Бабка Сенькина по отцу была, пожалуй, самым колоритным персонажем из их общей молодости. Звали её Раиса Моисеевна, но родных она заставляла величать себя другим, даденным ей при рождении именем – Ривка-Малка, – что вызывало у мальчишек приступы безудержного смеха в кулак. Сенька, а за ним и Лёшка звали бабушку просто «ба-у-шка», превратившееся в дальнейшем просто в «башка». Разговаривала она в присущей только ей манере – вещала, как пифия, но с различимыми еврейскими интонациями и картавым «р», – и всё больше сентенциями, превращавшимися потом для обеих семей в афоризмы – её цитировали на все случаи жизни. Провоцировать её на всякие «неприличности» было для мальчишек любимым занятием.
– А правда, башка, что евреи все кастрированные? – начинал с невинным видом Сенька, так как только вчера на перемене именно это утверждал главный лоботряс и второгодник из их класса Шурка-Фикса.
– Не кастрированы, дурень, а обрезаны! И это совсем не одно и то же – даст Бог, когда-нибудь сам поймёшь р-разницу, – хитро прищуривалась башка.
– А зачем их обрезают? – вступал Лёшка.
Ривка-Малка на мгновение задумывалась, отряхивала мучные руки о фартук и задумчиво переводила взгляд куда-то вверх:
– Ну во-первых, как говорит наш раввин, это красиво…
Подзатыльников от неё перепадало мальчишкам больше, чем от остальных родственников, вместе взятых. Те, и с одной, и с другой стороны, были постоянно заняты – работали, торчали в бесконечных командировках, – на детей оставались только выходные. В такие дни обеими семьями шли гулять в парк, закармливали мальчишек мороженым, отпускали кататься на аттракционах. А Ривка-Малка за это время умудрялась приготовить на всю ораву обед – супчик куриный с домашней лапшой, селёдочку под шубой и обязательно какой-нибудь сладкий пирог, с курагой, например.
Говорят, что ностальгия в большой степени держится на воспоминаниях о еде, которую ты любил в детстве, о запахах, витающих над тарелкой с твоим любимым супчиком с клёцками или жарким с хрустящей картошечкой и соусом, который потом можно собрать румяной корочкой хлеба. А какую ностальгию вызывало так называемое кусочничество, то есть поедание во дворе хлеба с маслом, посыпанного сахаром, когда у всей остальной ребятни текли слюнки, независимо от того, были они сыты или голодны, – этакий коллективный сеанс кулинарного гипноза.
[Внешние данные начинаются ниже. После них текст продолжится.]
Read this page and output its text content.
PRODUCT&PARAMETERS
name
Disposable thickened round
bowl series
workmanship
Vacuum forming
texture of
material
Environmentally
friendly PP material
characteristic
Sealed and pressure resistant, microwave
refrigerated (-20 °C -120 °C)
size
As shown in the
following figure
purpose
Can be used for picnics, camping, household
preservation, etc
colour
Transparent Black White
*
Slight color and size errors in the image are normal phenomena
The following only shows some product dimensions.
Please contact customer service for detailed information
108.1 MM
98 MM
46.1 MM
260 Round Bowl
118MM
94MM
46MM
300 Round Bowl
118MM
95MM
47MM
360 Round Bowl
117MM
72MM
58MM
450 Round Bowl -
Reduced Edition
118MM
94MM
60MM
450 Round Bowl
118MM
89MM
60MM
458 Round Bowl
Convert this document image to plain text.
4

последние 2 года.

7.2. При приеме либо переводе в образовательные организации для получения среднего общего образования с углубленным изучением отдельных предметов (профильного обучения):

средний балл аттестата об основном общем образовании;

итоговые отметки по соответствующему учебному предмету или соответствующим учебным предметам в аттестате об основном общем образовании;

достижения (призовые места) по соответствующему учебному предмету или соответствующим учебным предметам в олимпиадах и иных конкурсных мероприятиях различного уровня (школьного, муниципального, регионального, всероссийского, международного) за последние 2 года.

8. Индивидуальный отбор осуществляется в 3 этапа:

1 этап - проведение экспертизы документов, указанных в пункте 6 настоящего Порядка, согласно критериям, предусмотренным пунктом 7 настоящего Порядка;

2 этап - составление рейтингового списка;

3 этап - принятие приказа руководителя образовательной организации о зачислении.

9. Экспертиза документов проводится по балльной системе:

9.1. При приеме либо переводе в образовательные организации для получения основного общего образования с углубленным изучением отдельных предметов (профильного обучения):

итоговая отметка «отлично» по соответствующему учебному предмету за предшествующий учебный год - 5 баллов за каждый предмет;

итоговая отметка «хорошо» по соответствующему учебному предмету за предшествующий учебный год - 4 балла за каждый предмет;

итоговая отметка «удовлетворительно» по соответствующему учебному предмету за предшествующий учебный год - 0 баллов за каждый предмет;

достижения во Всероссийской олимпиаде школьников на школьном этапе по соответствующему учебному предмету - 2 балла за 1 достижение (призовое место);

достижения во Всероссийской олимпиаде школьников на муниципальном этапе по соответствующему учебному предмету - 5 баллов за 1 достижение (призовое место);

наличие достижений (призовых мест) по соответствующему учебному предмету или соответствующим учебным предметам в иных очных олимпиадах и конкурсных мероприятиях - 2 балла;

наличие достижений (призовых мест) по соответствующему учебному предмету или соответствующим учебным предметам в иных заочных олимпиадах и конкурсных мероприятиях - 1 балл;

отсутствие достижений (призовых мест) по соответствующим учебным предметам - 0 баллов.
И потом, за обедом, когда оба семейства обменивались мнениями о происходящем в стране, используя для этого, как было принято, эзопов язык, бабка «лепила» всё, что думала, прямым текстом, заявляя, что сейчас не 37-й, рябой сдох и рот ей никто не заткнёт, всё равно во дворе её считают «сбрендившей жидовкой», и она намерена воспользоваться этой репутацией на все сто. Родители делано закатывали глаза к потолку, втайне получая огромное удовольствие от её язвительных комментариев, и умоляли детей не слушать, а главное, не повторять этой «антисоветчины» в школе.
Собственному сыну, то бишь Сенькиному отцу, очень любила вопросики задавать: «Ты уверен, что ты именно ЧЛЕН этой партии? А может, женский орган? Тоже хор-р-оший, только применение другое. Пассивное».
Когда Лёшке с Сенькой было лет по тринадцать-четырнадцать и к ночным поллюциям прибавились утренние неожиданные эрекции, которыми они гордились, принимая их за признак мужества, всевидящая бабка сказала им как-то, вроде невзначай, что, мол, не всё то солнце, что по утрам встаёт. Эти слова стали впоследствии их любимым паролем.
Несмотря на полную несхожесть натур, мальчишки друг друга обожали, и каждый знал про другого практически всё. Такие дружбы – с детства и на всю жизнь – настоящий подарок судьбы, поважнее всех любовей будут.